ついに129円 円安はいつまで続くのか?(2/3 ページ)
3月に入って始まった円安が止まらない。4月20日には129円30銭まで下落し、1年前の108円30銭と比較すると19%も下落した形だ。特に3月からの下落ペースは著しく、50日ほどで15円(12%)以上も下落している。
米インフレも落ち着く、金利は2.75%程度に落ち着く
まず、なぜ米国で急速な利上げが行われようとしているかといえば、それは激しいインフレを抑え込むためだ。
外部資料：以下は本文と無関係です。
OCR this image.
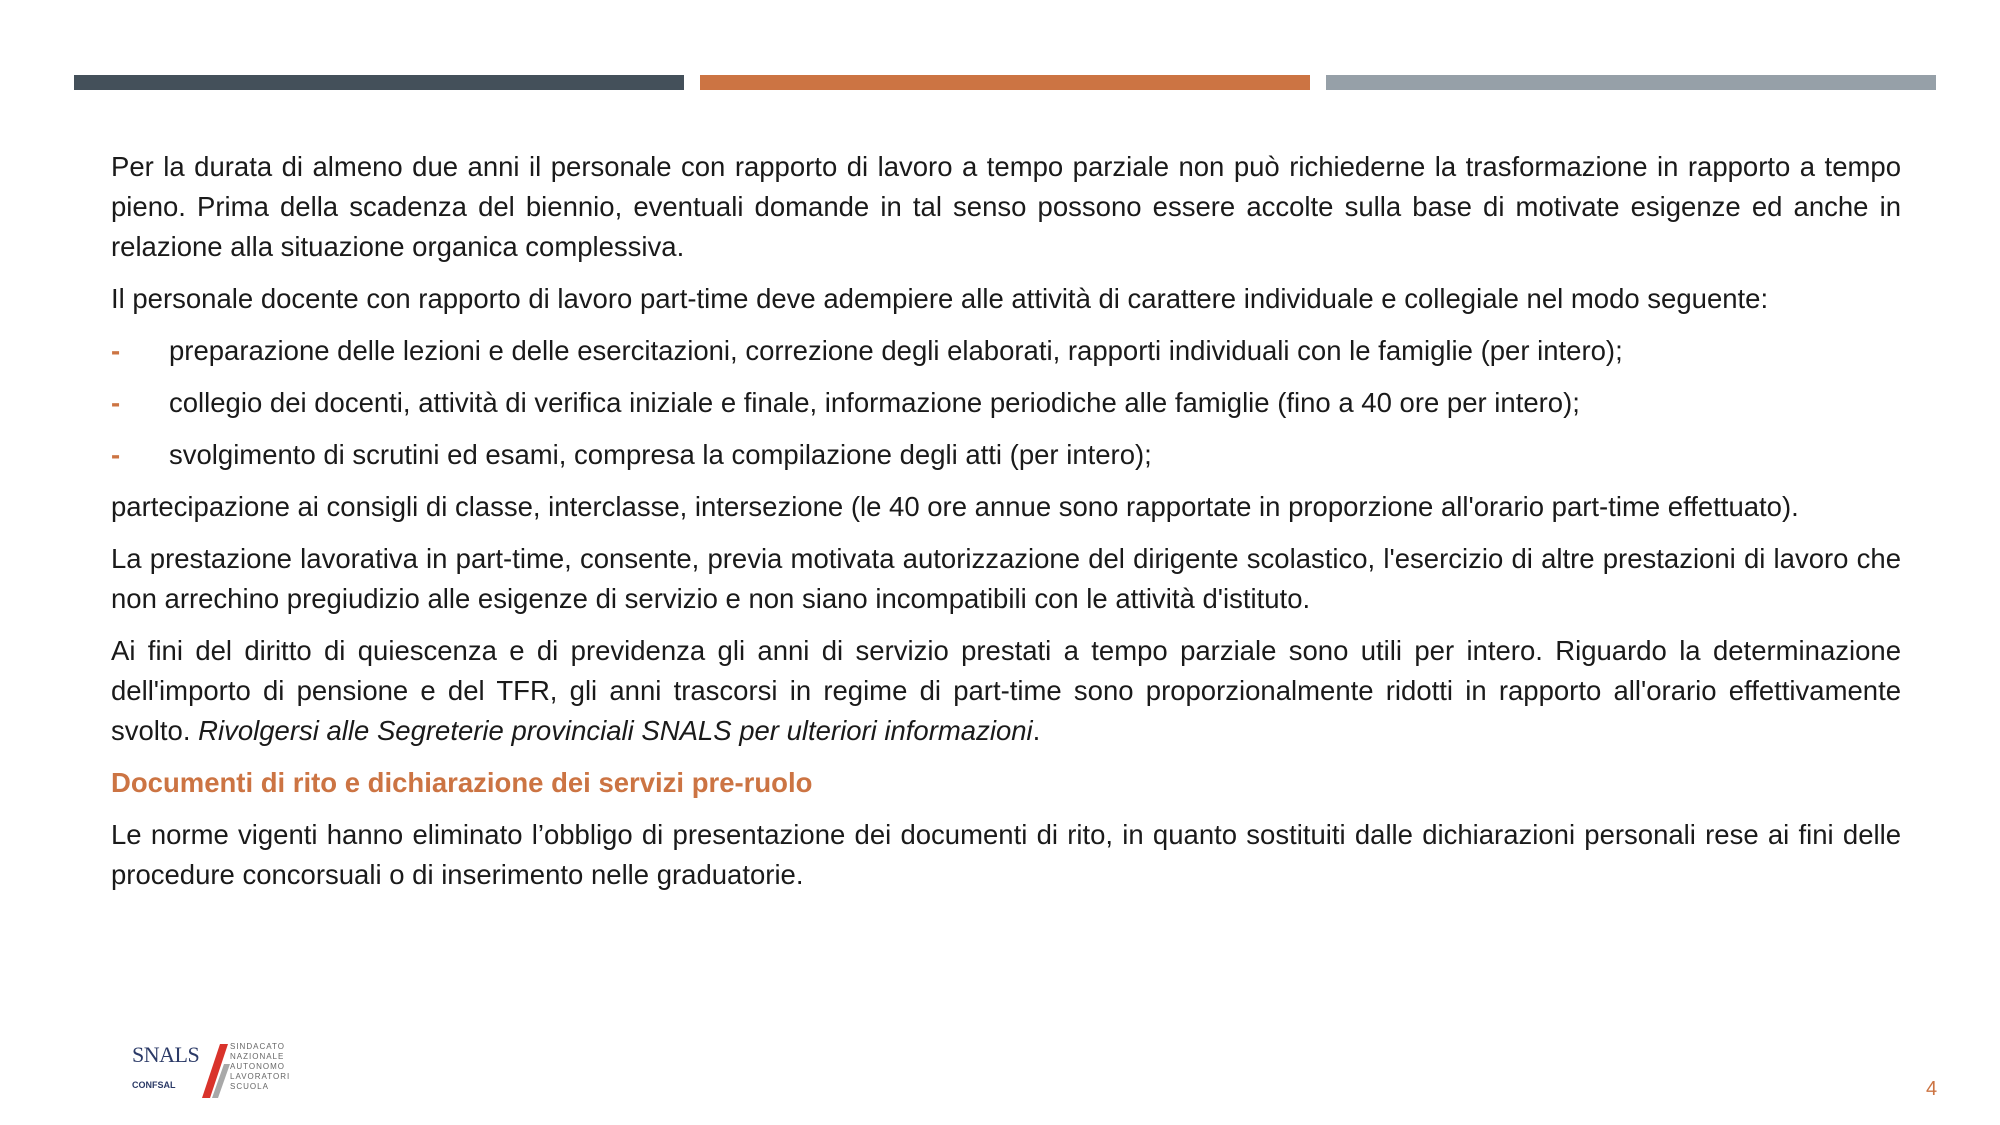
Per la durata di almeno due anni il personale con rapporto di lavoro a tempo parziale non può richiederne la trasformazione in rapporto a tempo pieno. Prima della scadenza del biennio, eventuali domande in tal senso possono essere accolte sulla base di motivate esigenze ed anche in relazione alla situazione organica complessiva.

Il personale docente con rapporto di lavoro part-time deve adempiere alle attività di carattere individuale e collegiale nel modo seguente:

- preparazione delle lezioni e delle esercitazioni, correzione degli elaborati, rapporti individuali con le famiglie (per intero);
- collegio dei docenti, attività di verifica iniziale e finale, informazione periodiche alle famiglie (fino a 40 ore per intero);
- svolgimento di scrutini ed esami, compresa la compilazione degli atti (per intero);

partecipazione ai consigli di classe, interclasse, intersezione (le 40 ore annue sono rapportate in proporzione all'orario part-time effettuato).

La prestazione lavorativa in part-time, consente, previa motivata autorizzazione del dirigente scolastico, l'esercizio di altre prestazioni di lavoro che non arrechino pregiudizio alle esigenze di servizio e non siano incompatibili con le attività d'istituto.

Ai fini del diritto di quiescenza e di previdenza gli anni di servizio prestati a tempo parziale sono utili per intero. Riguardo la determinazione dell'importo di pensione e del TFR, gli anni trascorsi in regime di part-time sono proporzionalmente ridotti in rapporto all'orario effettivamente svolto. Rivolgersi alle Segreterie provinciali SNALS per ulteriori informazioni.

Documenti di rito e dichiarazione dei servizi pre-ruolo

Le norme vigenti hanno eliminato l’obbligo di presentazione dei documenti di rito, in quanto sostituiti dalle dichiarazioni personali rese ai fini delle procedure concorsuali o di inserimento nelle graduatorie.

SNALS
CONFSAL
SINDACATO
NAZIONALE
AUTONOMO
LAVORATORI
SCUOLA	4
3月に発表された米消費者物価指数(CPI)は前年対比で8.5%と非常に高い水準となった。
国内の値上げはサプライチェーンの混乱と原材料高が原因といわれることが多いが、米国のインフレの理由はそれだけではない。ほぼコロナショック前まで戻ってきた雇用や、コロナ前を超えて大きく伸びた小売売上高など、絶好調な経済状況にある。
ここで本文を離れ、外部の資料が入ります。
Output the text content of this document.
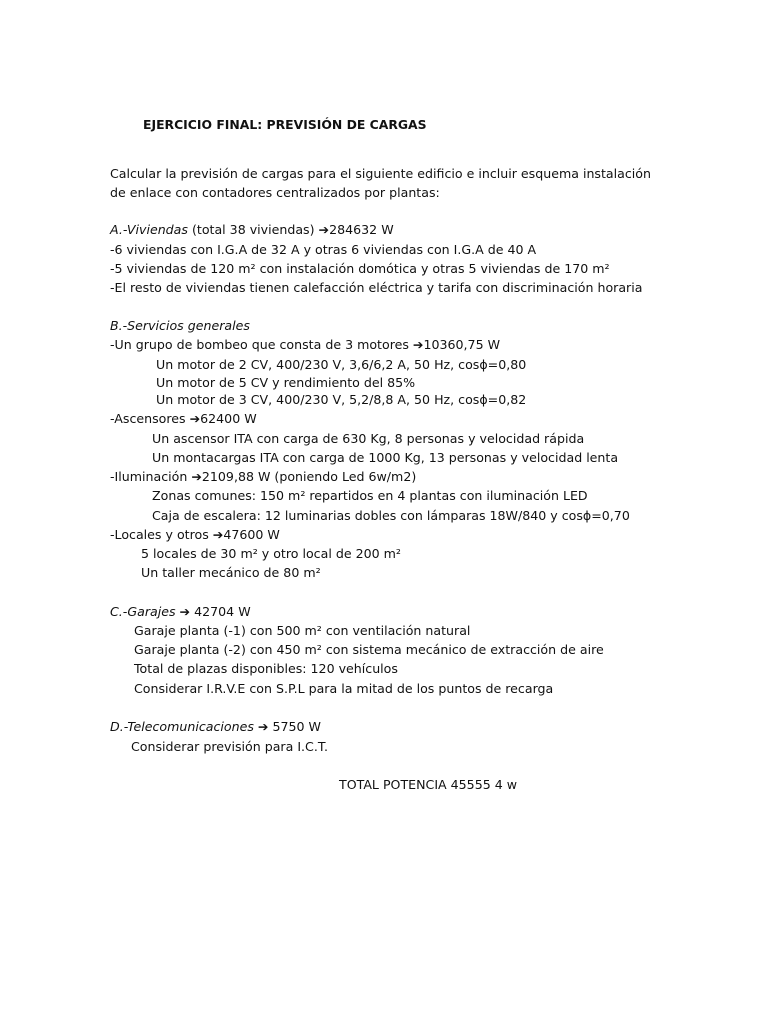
EJERCICIO FINAL: PREVISIÓN DE CARGAS
Calcular la previsión de cargas para el siguiente edificio e incluir esquema instalación
de enlace con contadores centralizados por plantas:
A.-Viviendas (total 38 viviendas) ➔284632 W
-6 viviendas con I.G.A de 32 A y otras 6 viviendas con I.G.A de 40 A
-5 viviendas de 120 m² con instalación domótica y otras 5 viviendas de 170 m²
-El resto de viviendas tienen calefacción eléctrica y tarifa con discriminación horaria
B.-Servicios generales
-Un grupo de bombeo que consta de 3 motores ➔10360,75 W
Un motor de 2 CV, 400/230 V, 3,6/6,2 A, 50 Hz, cosɸ=0,80
Un motor de 5 CV y rendimiento del 85%
Un motor de 3 CV, 400/230 V, 5,2/8,8 A, 50 Hz, cosɸ=0,82
-Ascensores ➔62400 W
Un ascensor ITA con carga de 630 Kg, 8 personas y velocidad rápida
Un montacargas ITA con carga de 1000 Kg, 13 personas y velocidad lenta
-Iluminación ➔2109,88 W (poniendo Led 6w/m2)
Zonas comunes: 150 m² repartidos en 4 plantas con iluminación LED
Caja de escalera: 12 luminarias dobles con lámparas 18W/840 y cosɸ=0,70
-Locales y otros ➔47600 W
5 locales de 30 m² y otro local de 200 m²
Un taller mecánico de 80 m²
C.-Garajes ➔ 42704 W
Garaje planta (-1) con 500 m² con ventilación natural
Garaje planta (-2) con 450 m² con sistema mecánico de extracción de aire
Total de plazas disponibles: 120 vehículos
Considerar I.R.V.E con S.P.L para la mitad de los puntos de recarga
D.-Telecomunicaciones ➔ 5750 W
Considerar previsión para I.C.T.
TOTAL POTENCIA 45555 4 w
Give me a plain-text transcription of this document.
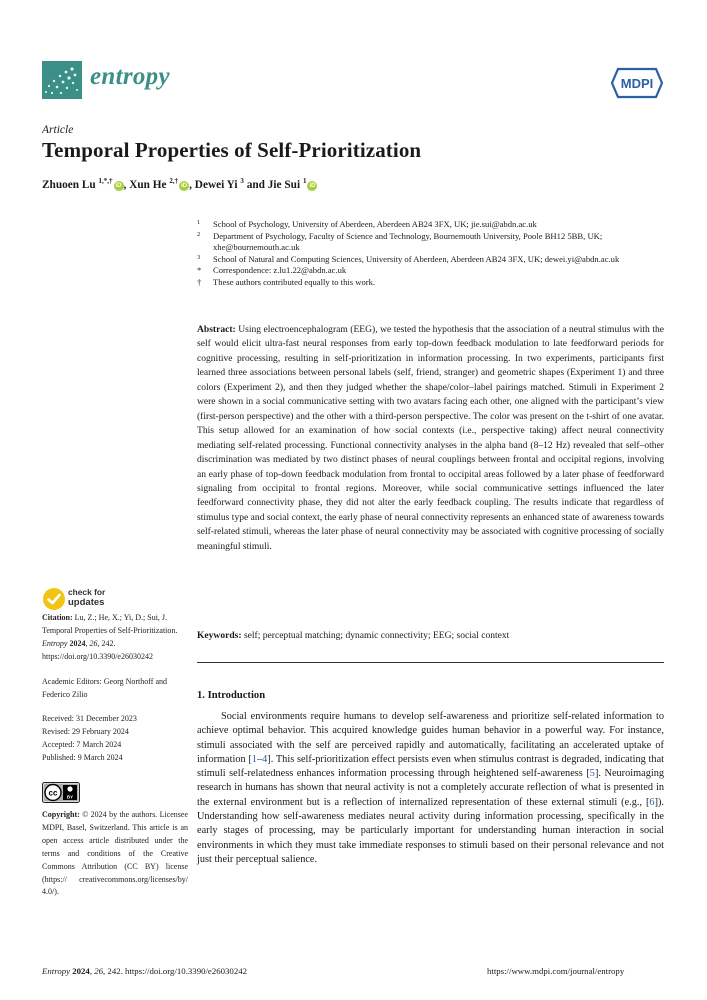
entropy	MDPI
Article
Temporal Properties of Self-Prioritization
Zhuoen Lu $^{1,*,\dagger}$iD , Xun He $^{2,\dagger}$iD , Dewei Yi $^3$ and Jie Sui $^1$iD
1 School of Psychology, University of Aberdeen, Aberdeen AB24 3FX, UK; jie.sui@abdn.ac.uk
2 Department of Psychology, Faculty of Science and Technology, Bournemouth University, Poole BH12 5BB, UK; xhe@bournemouth.ac.uk
3 School of Natural and Computing Sciences, University of Aberdeen, Aberdeen AB24 3FX, UK; dewei.yi@abdn.ac.uk
* Correspondence: z.lu1.22@abdn.ac.uk
† These authors contributed equally to this work.
Abstract: Using electroencephalogram (EEG), we tested the hypothesis that the association of a neutral stimulus with the self would elicit ultra-fast neural responses from early top-down feedback modulation to late feedforward periods for cognitive processing, resulting in self-prioritization in information processing. In two experiments, participants first learned three associations between personal labels (self, friend, stranger) and geometric shapes (Experiment 1) and three colors (Experiment 2), and then they judged whether the shape/color–label pairings matched. Stimuli in Experiment 2 were shown in a social communicative setting with two avatars facing each other, one aligned with the participant’s view (first-person perspective) and the other with a third-person perspective. The color was present on the t-shirt of one avatar. This setup allowed for an examination of how social contexts (i.e., perspective taking) affect neural connectivity mediating self-related processing. Functional connectivity analyses in the alpha band (8–12 Hz) revealed that self–other discrimination was mediated by two distinct phases of neural couplings between frontal and occipital regions, involving an early phase of top-down feedback modulation from frontal to occipital areas followed by a later phase of feedforward signaling from occipital to frontal regions. Moreover, while social communicative settings influenced the later feedforward connectivity phase, they did not alter the early feedback coupling. The results indicate that regardless of stimulus type and social context, the early phase of neural connectivity represents an enhanced state of awareness towards self-related stimuli, whereas the later phase of neural connectivity may be associated with cognitive processing of socially meaningful stimuli.
Keywords: self; perceptual matching; dynamic connectivity; EEG; social context
1. Introduction

Social environments require humans to develop self-awareness and prioritize self-related information to achieve optimal behavior. This acquired knowledge guides human behavior in a powerful way. For instance, stimuli associated with the self are perceived rapidly and automatically, facilitating an accelerated uptake of information [1–4]. This self-prioritization effect persists even when stimulus contrast is degraded, indicating that stimuli self-relatedness enhances information processing through heightened self-awareness [5]. Neuroimaging research in humans has shown that neural activity is not a completely accurate reflection of what is presented in the external environment but is a reflection of internalized representation of these external stimuli (e.g., [6]). Understanding how self-awareness mediates neural activity during information processing, specifically in the early stages of processing, may be particularly important for understanding human interaction in social environments in which they must take immediate responses to stimuli based on their personal relevance and not just their perceptual salience.

check for
updates
Citation: Lu, Z.; He, X.; Yi, D.; Sui, J. Temporal Properties of Self-Prioritization. Entropy 2024, 26, 242. https://doi.org/10.3390/e26030242
Academic Editors: Georg Northoff and Federico Zilio
Received: 31 December 2023
Revised: 29 February 2024
Accepted: 7 March 2024
Published: 9 March 2024
cc BY
Copyright: © 2024 by the authors. Licensee MDPI, Basel, Switzerland. This article is an open access article distributed under the terms and conditions of the Creative Commons Attribution (CC BY) license (https:// creativecommons.org/licenses/by/ 4.0/).
Entropy 2024, 26, 242. https://doi.org/10.3390/e26030242	https://www.mdpi.com/journal/entropy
「雇用も小売売上高も上に跳ねて過熱感が出てインフレ懸念につながった。金利の正常化は急がなくてはならないというのが米中銀の考え方だ」(以下、カッコ内は神山氏)
しかし、この状況は長くは続かないと神山氏は見る。「米でインフレがさらに進むとは思っていない。今年はインフレの数字は高いが、来年は収まる。長期金利も3%を越えないだろう。政策金利もそれを超えない予想だ」
予想の背景には、インフレの原因の1つである原油高が一過性だという見方がある。原油価格はコロナショック時の1バレル20ドル台からぐんぐん上昇し、現在110ドル近辺で推移している。しかし、これがさらに上がり続けて200ドルになるのではなく、100ドルのままならば、インフレへの影響は小さい。インフレは昨年対比の変動率だからだ。